Scientists from Stanford University say they have discovered a previously unknown cellular pathway that clears misfolded proteins, a finding that could be a target for the treatment of age-related diseases such as Alzheimer’s, Parkinson’s, and Huntington’s diseases.
The new research, published in Nature Cell Biology, says that the new pathway removes the misfolded proteins from the nucleus where a cell stores, transcribes, and replicates DNA, a critical process to prevent them from interfering in normal cell function. Investigators, led by Judith Frydman, PhD, professor of genetics at Stanford, discovered the pathway via the integration of genetic, imaging, and biochemical approaches to understand how yeast handled misfolded proteins. For their experiments the team restricted misfolded proteins to either the nucleus of cytoplasm then visually followed what happened to them via live-cell imaging and super-resolution microscopy.
“The first exciting thing was that we actually found that there’s communication between the nucleus and the cytoplasm,” said Emily Sontag, the co-lead author of the paper and a former postdoctoral student in the Frydman Lab. “So they’re telling each other, ‘We both have a lot of misfolded proteins; let’s coordinate to send them here to this garbage dump so that they can be removed.’”
The so-called “garbage dump” site identified by the team was at the intersection of the nucleus and the vacuole—and organelle containing enzymes that degrade proteins. Via their observations, the researchers showed that the misfolded proteins are moved into the vacuole for degradation. In addition, the team showed that the pathway depends on the class of proteins used to create small vesicles for transporting molecules within cells.
“Tying that particular family of proteins and this aspect of vesicle traffic biology to protein clearance gives us a new way to look at Alzheimer’s, Parkinson’s, Huntington’s—all these neurodegenerative diseases,” said Sontag.
Cells handle misfolded proteins by either refolding them or eliminating them, with a third option of storing them a specific location with the cell. The researcher found that the misfolded protein garbage dump site within the cells is shared by both the nucleus and the cytoplasm. While the cell is deciding how it wants to handle the proteins is sequesters them in membraneless inclusions—clusters of misfolded proteins that occur in both the nucleus and cytoplasm. These inclusions form in different places in the nucleus and cytoplasm eventually migrating the boundary between the nucleus and vacuole. These inclusions will line up to face each other with the nuclear envelope separating them.

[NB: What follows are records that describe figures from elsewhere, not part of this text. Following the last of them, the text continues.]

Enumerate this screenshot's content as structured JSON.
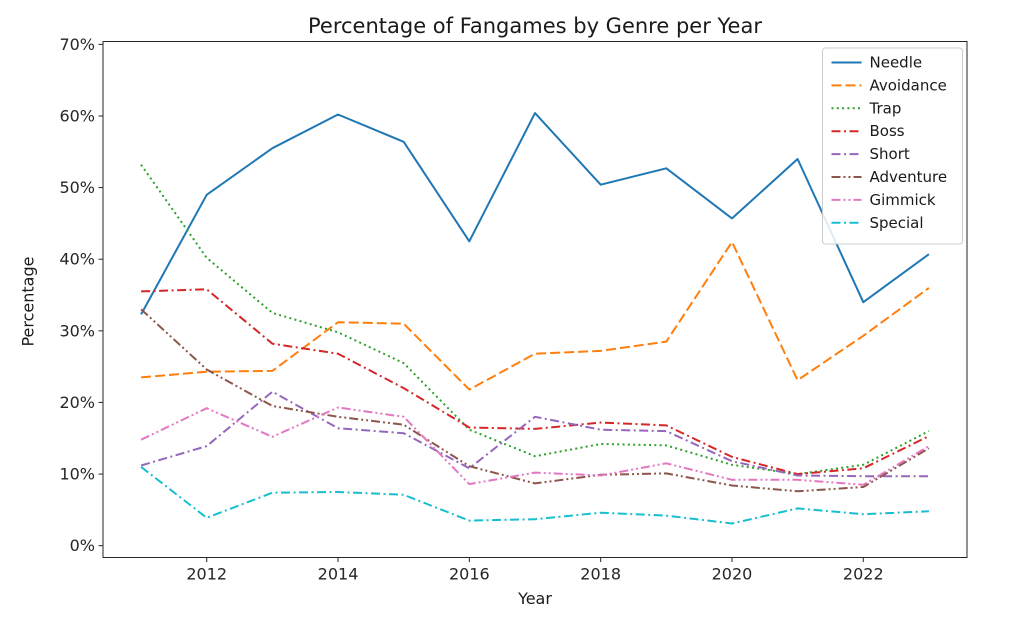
{
  "chart_data": {
    "type": "line",
    "title": "Percentage of Fangames by Genre per Year",
    "xlabel": "Year",
    "ylabel": "Percentage",
    "x": [
      2011,
      2012,
      2013,
      2014,
      2015,
      2016,
      2017,
      2018,
      2019,
      2020,
      2021,
      2022,
      2023
    ],
    "xticks": [
      2012,
      2014,
      2016,
      2018,
      2020,
      2022
    ],
    "yticks": [
      0,
      10,
      20,
      30,
      40,
      50,
      60,
      70
    ],
    "ytick_suffix": "%",
    "ylim": [
      0,
      70
    ],
    "grid": false,
    "legend_position": "upper right",
    "legend_border_color": "#cccccc",
    "series": [
      {
        "name": "Needle",
        "color": "#1f77b4",
        "linestyle": "solid",
        "values": [
          32.3,
          49.0,
          55.5,
          60.2,
          56.4,
          42.5,
          60.4,
          50.4,
          52.7,
          45.7,
          54.0,
          34.0,
          40.7
        ]
      },
      {
        "name": "Avoidance",
        "color": "#ff7f0e",
        "linestyle": "dashed",
        "values": [
          23.5,
          24.3,
          24.4,
          31.2,
          31.0,
          21.8,
          26.8,
          27.2,
          28.5,
          42.4,
          23.1,
          29.3,
          36.0
        ]
      },
      {
        "name": "Trap",
        "color": "#2ca02c",
        "linestyle": "dotted",
        "values": [
          53.2,
          40.2,
          32.5,
          29.8,
          25.5,
          16.2,
          12.5,
          14.2,
          14.0,
          11.3,
          10.0,
          11.3,
          16.0
        ]
      },
      {
        "name": "Boss",
        "color": "#d62728",
        "linestyle": "dashdot",
        "values": [
          35.5,
          35.8,
          28.2,
          26.8,
          22.0,
          16.5,
          16.3,
          17.2,
          16.8,
          12.4,
          10.0,
          10.8,
          15.3
        ]
      },
      {
        "name": "Short",
        "color": "#9467bd",
        "linestyle": "dashdot",
        "values": [
          11.2,
          13.9,
          21.5,
          16.4,
          15.7,
          10.8,
          18.0,
          16.2,
          16.0,
          11.8,
          9.8,
          9.7,
          9.7
        ]
      },
      {
        "name": "Adventure",
        "color": "#8c564b",
        "linestyle": "dashdotdot",
        "values": [
          33.0,
          24.6,
          19.5,
          18.0,
          16.9,
          11.1,
          8.7,
          9.9,
          10.1,
          8.4,
          7.6,
          8.2,
          13.6
        ]
      },
      {
        "name": "Gimmick",
        "color": "#e377c2",
        "linestyle": "dashdotdot",
        "values": [
          14.8,
          19.2,
          15.2,
          19.3,
          18.0,
          8.6,
          10.2,
          9.8,
          11.5,
          9.2,
          9.2,
          8.5,
          13.9
        ]
      },
      {
        "name": "Special",
        "color": "#17becf",
        "linestyle": "dashdot",
        "values": [
          11.0,
          3.9,
          7.4,
          7.5,
          7.1,
          3.5,
          3.7,
          4.6,
          4.2,
          3.1,
          5.2,
          4.4,
          4.8
        ]
      }
    ]
  }
}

“The communication back and forth between the nucleus and the cytoplasm was not something we expected at all,” said Sontag. “Knowing that those two compartments can kind of work together to clear garbage from everywhere was really awesome.”
Frydman said this finding indicated that while the management of the misfolded proteins in the nucleus and cytoplasm are distinct, this activity also shows they are also coordinated between the two. “What is really cool is that each compartment moves their misfolded proteins to the site where the nuclear envelope meets the vacuolar membrane,” she added.

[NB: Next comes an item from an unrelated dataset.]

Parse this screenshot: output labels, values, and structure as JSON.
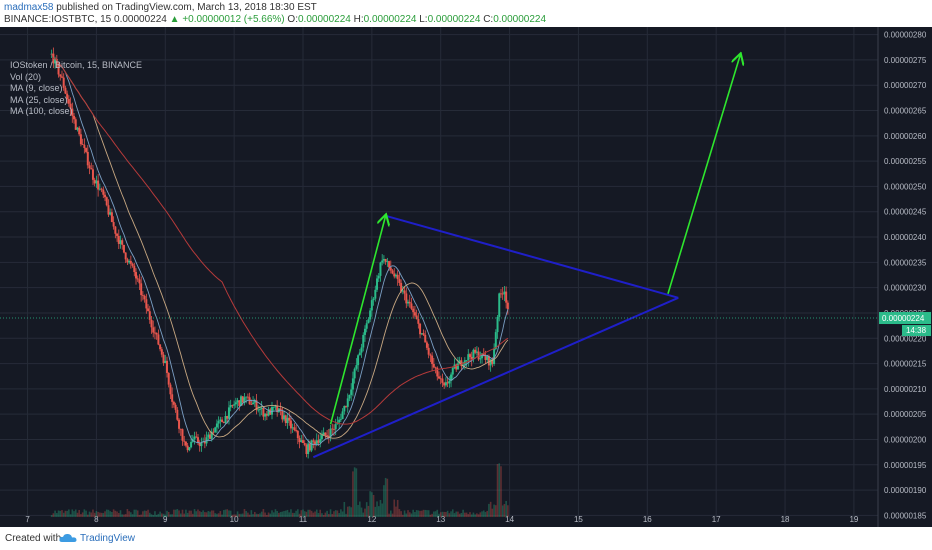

The Stanford team conducted this early research on yeast cells since they are easy to create and reproduce quickly. A possible next step of inquiry is to find whether the activity in this new pathway in yeast is also used in mammalian cells to clear disease-related misfolded proteins. Other suggested avenues of research based on the findings is to determining how the communication between the nucleus and cytosol occurs in the pathway, as well how the pathway may change as humans age.
“There’s a lot of evidence that this process for dealing with misfolded proteins slows down with age,” said Sontag. “So, as time goes on, aged cells are not able to remove all that garbage as quickly or as efficiently, and misfolded proteins build up more and more inside the cell.”
“We showed that nuclear and cytoplasmic quality control pathways communicate via the nuclear envelope, a structure that is impaired by aging and by neurodegenerative disease,” said Frydman. “Many progeria mutants, which cause premature aging, distort the nuclear envelope. This work really is a game changer in finally bringing a new way to understand, and hence cure, a wide range of terrible diseases that affect an increasingly aged population.”